Caferağa Mh Moda Cd. &, Caferağa Mahallesi, Damacı Sk. No:4, 34710 Kadıköy/İstanbul, Turkey
When the crush of 14 million people (and what seems like an infinite number of rude taxi drivers) gets to you, Istanbul has a cure for what ails you: a peaceful ferry ride across the Bosphorus and a seat in the leafy garden at Viktor Levi wine house. The son of a fisherman, Viktor Levi started bringing back his favorite wines from the Aegean Islands more than a century ago, and his namesake restaurant, tucked into a side street in Moda in Kadiköy, now has more than a dozen house varietals, most under 100 lira. A meal by the fountain or inside the restored town house might inspire your own trip to Bozcaada, or just a return trip on the ferry.

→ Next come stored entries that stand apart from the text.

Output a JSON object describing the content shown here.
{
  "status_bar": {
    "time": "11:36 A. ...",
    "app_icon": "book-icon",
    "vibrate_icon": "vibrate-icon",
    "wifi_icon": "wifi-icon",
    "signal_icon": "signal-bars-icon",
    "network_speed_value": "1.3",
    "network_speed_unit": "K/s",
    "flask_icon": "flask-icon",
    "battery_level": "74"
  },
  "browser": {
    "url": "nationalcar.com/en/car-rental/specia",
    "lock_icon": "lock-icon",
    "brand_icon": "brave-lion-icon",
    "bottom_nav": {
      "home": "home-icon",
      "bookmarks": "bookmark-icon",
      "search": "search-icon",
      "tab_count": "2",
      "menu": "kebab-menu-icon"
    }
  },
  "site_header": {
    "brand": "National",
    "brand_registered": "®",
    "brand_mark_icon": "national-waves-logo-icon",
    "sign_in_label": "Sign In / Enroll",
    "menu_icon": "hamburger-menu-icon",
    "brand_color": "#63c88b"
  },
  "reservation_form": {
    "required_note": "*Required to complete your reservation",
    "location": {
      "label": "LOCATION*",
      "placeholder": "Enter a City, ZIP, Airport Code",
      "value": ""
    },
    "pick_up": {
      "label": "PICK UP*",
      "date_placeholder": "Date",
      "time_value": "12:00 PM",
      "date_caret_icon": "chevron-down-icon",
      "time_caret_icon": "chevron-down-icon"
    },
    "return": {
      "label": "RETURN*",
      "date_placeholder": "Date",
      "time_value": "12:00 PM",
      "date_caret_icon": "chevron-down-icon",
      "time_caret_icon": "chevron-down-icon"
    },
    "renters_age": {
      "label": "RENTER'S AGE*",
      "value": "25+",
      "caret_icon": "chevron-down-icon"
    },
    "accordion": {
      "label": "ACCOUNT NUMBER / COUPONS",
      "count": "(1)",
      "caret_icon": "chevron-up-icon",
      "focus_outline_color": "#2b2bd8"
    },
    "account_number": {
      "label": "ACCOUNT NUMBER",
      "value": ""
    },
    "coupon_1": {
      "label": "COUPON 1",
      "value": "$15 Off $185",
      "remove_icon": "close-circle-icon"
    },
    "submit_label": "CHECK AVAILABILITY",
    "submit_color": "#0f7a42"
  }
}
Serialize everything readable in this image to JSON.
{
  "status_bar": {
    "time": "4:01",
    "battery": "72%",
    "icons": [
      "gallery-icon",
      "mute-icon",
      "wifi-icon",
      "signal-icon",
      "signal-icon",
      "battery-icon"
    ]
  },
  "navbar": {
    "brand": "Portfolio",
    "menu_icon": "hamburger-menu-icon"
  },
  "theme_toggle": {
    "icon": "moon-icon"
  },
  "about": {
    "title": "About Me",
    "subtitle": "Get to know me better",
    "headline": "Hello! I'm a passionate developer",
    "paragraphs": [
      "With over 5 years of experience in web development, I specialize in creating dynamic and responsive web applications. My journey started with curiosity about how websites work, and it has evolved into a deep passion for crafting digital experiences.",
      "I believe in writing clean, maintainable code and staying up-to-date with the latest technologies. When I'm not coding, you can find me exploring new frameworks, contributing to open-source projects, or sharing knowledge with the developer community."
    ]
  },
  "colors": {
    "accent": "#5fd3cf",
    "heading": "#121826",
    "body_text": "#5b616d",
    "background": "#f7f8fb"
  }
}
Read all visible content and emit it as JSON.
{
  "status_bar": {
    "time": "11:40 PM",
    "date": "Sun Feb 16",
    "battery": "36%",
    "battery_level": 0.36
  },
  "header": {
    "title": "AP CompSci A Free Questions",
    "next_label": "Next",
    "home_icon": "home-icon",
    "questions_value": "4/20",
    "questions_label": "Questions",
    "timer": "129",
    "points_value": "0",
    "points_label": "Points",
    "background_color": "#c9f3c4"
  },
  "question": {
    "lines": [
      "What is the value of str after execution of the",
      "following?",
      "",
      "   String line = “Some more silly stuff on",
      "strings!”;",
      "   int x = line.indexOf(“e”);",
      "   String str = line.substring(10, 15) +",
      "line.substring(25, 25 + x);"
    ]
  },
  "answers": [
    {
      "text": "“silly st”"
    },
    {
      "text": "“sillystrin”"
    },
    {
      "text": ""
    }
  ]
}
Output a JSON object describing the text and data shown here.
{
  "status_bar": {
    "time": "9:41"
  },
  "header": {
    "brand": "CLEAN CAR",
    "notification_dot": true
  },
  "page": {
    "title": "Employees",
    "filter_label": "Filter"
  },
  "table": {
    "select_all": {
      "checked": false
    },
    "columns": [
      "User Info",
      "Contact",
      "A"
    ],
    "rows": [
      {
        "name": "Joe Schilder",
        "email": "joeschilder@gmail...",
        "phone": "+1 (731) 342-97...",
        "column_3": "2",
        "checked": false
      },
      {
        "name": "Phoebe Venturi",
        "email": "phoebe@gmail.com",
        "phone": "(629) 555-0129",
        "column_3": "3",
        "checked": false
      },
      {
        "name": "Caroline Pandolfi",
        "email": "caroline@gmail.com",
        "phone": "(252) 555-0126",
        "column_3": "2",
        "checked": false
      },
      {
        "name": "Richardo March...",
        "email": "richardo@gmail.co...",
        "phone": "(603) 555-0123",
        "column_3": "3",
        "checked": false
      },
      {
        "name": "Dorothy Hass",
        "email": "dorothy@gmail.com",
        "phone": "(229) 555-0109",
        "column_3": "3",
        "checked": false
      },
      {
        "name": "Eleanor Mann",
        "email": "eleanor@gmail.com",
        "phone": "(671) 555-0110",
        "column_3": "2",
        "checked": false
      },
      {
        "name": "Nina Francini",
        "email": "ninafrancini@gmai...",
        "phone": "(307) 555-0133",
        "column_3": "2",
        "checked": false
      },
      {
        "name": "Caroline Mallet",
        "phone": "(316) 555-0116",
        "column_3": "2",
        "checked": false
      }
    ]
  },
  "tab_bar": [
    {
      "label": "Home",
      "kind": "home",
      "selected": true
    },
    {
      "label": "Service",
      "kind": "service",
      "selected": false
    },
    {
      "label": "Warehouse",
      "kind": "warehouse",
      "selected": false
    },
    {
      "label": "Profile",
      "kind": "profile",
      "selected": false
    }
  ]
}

Rüstem Paşa Mahallesi, Erzak Ambarı Sok. No:92, 34116 Fatih/İstanbul, Turkey
Istanbul’s Spice Bazaar may be a global tourist trap, but isn’t nearly as rage-inducing as the squawking group tours inside the Grand Bazaar. Here, a remnant of authenticity lives on in this 17th century building, created by commission for Sultana Turhan Hatice. Visually-arresting piles of spices and Turkish delight, and rows of pushy men, make for a wild afternoon of souvenir shopping and colorful conversation. Inside the Ucuzcular stall the sellers are friendly and happy to let you browse. A bag of “love tea” ensures romance in a pot. In that vein, on my way through the bazaar, a man trotted up to me and said, “Excuse me. I think you dropped something...” I looked puzzled. He smiled and theatrically clutched his chest, "...my heart.” He probably does that for all the Westerners, but I pretended it was as real as the magic in the spices.
Teşvikiye, Vali Konağı Cd. No:40, 34365 Şişli/İstanbul, Turkey
If you’re keen to experience the medieval practice of “kahve falı” or “fal” (fortune telling with Turkish coffee) then make an appointment at Symbol Café in Nişantaşı with Tunc, one of the few English-speaking coffee readers in the city. Once there, order a Turkish coffee with “sade” (no sugar), “az” (little sugar), “orta” (medium sugar), or “şekerli” (sweet), and savor the flavor of a rich aromatic coffee as you ponder your life’s ambitions. When the last drop leaves your lips and all that is left are the grinds sunk deep in the demitasse (small cup), take the saucer and gently seal it atop the cup. Swirl the cup and saucer clockwise three times and then flip them both toward you, holding them firmly so as not to spill the grinds. Relax as the grinds dry out, and wait for Tunc to find you in the cozy café filled with locals who are also eager for readings. When Tunc hypnotically gazes at the grinds to interpret the patterns before his eyes, expect to hear about your past, present, and future with uncanny accuracy (or at least that’s what happened to me). Facts about your life, love, career, money, family, and travel will spill out of the cup for Tunc to interpret without you mentioning a word. Symbol Cafe is at Valikonağı Caddesi (Street) No: 34 Nişantaşı - İstanbul - Telephone: (0212) 291 75 40. The closest train stop to Symbols Cafe is Osmanbey Metro Station, one stop from Taksim Square.